O aprendizado na cozinha, só veio devido ao veganismo e se deu inteiramente através da Internet por meio da replicação de receitas, até que tivesse autonomia para criar as suas próprias. A nutricionista conta que na sua família as mulheres só sabem fazer o básico por obrigação, isso ocorre porque elas trabalhavam muito e isso acabou não sendo desenvolvido.

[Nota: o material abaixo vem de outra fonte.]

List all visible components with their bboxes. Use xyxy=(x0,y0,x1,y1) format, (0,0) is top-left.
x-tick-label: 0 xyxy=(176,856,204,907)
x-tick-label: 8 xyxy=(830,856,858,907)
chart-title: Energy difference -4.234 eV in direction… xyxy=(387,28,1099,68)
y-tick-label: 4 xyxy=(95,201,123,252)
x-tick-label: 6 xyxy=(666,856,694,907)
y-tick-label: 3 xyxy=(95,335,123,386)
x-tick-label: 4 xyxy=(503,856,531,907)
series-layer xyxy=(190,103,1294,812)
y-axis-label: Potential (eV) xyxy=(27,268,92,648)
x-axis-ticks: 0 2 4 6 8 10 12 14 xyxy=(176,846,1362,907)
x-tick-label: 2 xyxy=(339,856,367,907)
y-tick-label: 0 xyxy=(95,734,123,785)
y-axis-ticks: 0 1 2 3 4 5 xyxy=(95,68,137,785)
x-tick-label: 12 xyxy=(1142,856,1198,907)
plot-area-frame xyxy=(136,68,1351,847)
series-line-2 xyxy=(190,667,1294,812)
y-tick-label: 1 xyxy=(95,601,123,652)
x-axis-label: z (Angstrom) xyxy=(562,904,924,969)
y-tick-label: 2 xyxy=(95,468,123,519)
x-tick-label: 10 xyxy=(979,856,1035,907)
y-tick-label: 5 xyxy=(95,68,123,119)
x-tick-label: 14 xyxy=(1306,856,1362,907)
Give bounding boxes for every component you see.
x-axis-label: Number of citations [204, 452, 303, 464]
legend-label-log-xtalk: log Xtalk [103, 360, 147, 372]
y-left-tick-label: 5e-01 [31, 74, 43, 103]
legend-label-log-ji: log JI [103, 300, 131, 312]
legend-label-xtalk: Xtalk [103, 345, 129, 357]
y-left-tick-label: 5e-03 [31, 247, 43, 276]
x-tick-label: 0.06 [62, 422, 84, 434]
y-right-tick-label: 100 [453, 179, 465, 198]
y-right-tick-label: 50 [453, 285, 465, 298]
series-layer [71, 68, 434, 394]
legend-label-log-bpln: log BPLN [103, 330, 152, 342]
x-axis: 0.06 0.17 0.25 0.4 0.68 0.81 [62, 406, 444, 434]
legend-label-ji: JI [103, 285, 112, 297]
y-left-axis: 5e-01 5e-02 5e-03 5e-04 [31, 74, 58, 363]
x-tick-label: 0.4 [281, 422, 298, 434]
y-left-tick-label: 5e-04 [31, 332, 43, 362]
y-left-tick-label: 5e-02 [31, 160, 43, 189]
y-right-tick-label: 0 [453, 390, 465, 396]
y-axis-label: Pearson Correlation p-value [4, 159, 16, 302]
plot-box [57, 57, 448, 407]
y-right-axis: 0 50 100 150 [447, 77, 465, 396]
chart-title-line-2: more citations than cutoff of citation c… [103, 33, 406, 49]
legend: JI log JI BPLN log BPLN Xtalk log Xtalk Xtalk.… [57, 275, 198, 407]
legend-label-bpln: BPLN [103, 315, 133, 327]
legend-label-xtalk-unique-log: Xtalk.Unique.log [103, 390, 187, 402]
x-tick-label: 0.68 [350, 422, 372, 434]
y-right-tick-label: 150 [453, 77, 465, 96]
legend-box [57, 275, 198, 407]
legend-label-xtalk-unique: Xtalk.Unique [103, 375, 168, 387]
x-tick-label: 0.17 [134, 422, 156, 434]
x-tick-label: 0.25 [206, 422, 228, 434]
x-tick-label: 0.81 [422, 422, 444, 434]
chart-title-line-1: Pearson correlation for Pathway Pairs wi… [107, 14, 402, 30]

Antes o movimento vegano estava crescendo e hoje em dia nós temos um retrocesso, para ela isso ocorre porque lá em 2015/2016 quando o movimento estava em seu auge, ele não conseguiu se estabelecer como uma pauta social relevante e foi para um lado que não era uma pauta política e sim um estilo de alimentação, ignorando outros motivos importantes. O problema desse posicionamento é que um estilo de vida é mais fácil de abandonar, por não haver algo que faça parte da sua construção social.
O veganismo hoje está muito ligado à alimentação saudável, e nesse ponto houve uma evolução, porque as pessoas entenderam que quem escolhe esse caminho não vai morrer desnutrido, desde que estude sobre e tenha acompanhamento médico. Porém existe uma falta de conexão com a militância do movimento, “As pessoas entenderam que é uma alimentação saudável, mas o problema foi que elas só entenderam isso“ declara Giuliana.
Após a adesão a esse estilo de vida, houve maior preocupação com a alimentação, devido ao fato da necessidade de se cozinhar boa parte daquilo que se come, o fast food e a fritura foi ficando de lado. Essa é a realidade enfrentada por Juliana, Patrícia e Giuliana, que vivem em grandes cidades da região sudeste brasileira. Apesar da maior facilidade de encontrar esses produtos, a especialização das marcas nesse nicho de mercado, causou uma elitização do veganismo, porque a aplicação de preços exacerbados, acaba distanciando a população geral, que não consegue fazer parte do debate, sendo impedida tanto de acessar o discurso acadêmico, como a alimentação.